Wednesday, August 10, 2005
Prof. Dumbledore
I can't believe J.K Rowling killed ProfessorDumbledore through Snape. I mean, the greatest wizard I have ever known, died just like that? Unarmed, weak and defenseless? That is so unjust. I cannot keep my self from getting sad about this tragic news. My initial reaction was like, "Oh my god!" at the same time slamming the book on my desk. Who's going to help Harry Potter now that Dumbledore's gone? My powers aren't as great as of those of Prof. Dumby. I also couldn't leave my job here in the muggle world and go to Hogwarts to console Harry and comfort him especially now that he feels like he doesn't have anyone left for him. I feel so sad. I wanna do something but I couldn't.
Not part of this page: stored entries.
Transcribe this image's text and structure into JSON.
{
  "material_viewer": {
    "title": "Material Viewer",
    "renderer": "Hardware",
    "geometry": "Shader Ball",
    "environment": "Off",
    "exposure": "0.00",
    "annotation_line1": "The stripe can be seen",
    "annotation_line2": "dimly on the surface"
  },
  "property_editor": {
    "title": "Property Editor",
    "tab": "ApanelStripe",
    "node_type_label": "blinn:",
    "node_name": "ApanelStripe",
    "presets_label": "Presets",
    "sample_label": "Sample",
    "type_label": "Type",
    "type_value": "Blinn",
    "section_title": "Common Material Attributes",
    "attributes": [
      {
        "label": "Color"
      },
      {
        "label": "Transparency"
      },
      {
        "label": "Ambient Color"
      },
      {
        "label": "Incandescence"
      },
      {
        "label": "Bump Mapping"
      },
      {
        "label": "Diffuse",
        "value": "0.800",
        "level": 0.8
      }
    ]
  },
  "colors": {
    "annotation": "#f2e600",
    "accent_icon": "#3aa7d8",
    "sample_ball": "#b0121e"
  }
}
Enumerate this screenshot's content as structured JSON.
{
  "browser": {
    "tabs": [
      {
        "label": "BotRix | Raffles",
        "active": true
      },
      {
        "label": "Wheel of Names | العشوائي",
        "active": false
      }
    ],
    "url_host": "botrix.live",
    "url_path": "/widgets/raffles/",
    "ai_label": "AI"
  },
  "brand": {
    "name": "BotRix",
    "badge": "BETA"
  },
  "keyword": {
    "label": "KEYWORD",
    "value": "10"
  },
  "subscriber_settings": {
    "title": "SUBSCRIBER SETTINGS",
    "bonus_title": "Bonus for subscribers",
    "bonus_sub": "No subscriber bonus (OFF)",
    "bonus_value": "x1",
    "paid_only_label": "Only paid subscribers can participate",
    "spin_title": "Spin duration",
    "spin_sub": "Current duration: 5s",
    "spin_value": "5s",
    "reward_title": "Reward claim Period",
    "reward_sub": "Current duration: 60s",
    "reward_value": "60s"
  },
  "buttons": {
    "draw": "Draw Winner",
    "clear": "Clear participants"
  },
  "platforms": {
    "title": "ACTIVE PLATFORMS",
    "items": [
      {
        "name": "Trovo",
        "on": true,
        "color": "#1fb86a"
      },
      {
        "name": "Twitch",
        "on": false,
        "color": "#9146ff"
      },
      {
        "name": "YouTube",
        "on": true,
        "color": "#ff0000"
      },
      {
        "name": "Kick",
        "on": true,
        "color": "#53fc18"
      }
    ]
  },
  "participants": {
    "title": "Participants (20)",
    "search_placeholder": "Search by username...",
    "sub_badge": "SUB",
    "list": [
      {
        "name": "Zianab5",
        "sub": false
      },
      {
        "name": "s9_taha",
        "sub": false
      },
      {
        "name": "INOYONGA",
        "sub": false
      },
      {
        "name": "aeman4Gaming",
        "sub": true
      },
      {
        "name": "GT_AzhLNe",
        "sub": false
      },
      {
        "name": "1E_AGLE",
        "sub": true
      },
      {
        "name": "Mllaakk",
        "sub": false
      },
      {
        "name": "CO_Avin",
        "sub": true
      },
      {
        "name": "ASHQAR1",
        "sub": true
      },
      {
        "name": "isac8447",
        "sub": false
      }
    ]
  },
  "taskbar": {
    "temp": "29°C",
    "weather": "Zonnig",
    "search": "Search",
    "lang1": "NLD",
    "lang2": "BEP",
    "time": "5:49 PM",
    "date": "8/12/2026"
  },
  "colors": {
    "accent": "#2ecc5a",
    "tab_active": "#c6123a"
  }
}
I can't just go disappearing like a bubble from time to time and not make someone suspicious of me being a wizard. I cannot risk that much. I'm sure Harry understands. I feel even more melancholic and so guilty that I didn't even make it there to give my final respect for Professor Dumbledore during his funeral. I am so mean. Other wizards might think that I am so indifferent about the things that have happened, some may even think I am a Death Eater myself simply because of the way I deprive the issue of my attention. If they only know how intense the mourning I felt when the news reached me. I cried oceans, and the merpeople even swam on it. He will be dearly missed eventhough I don't know to go through all these, I mean, why him? Why not Nagini or Uncle Vernon? There are a lot of people who can die that night! Huhuhuhuhuhuhuhuhu... Please stop me from crying. I can't help it. Sorry.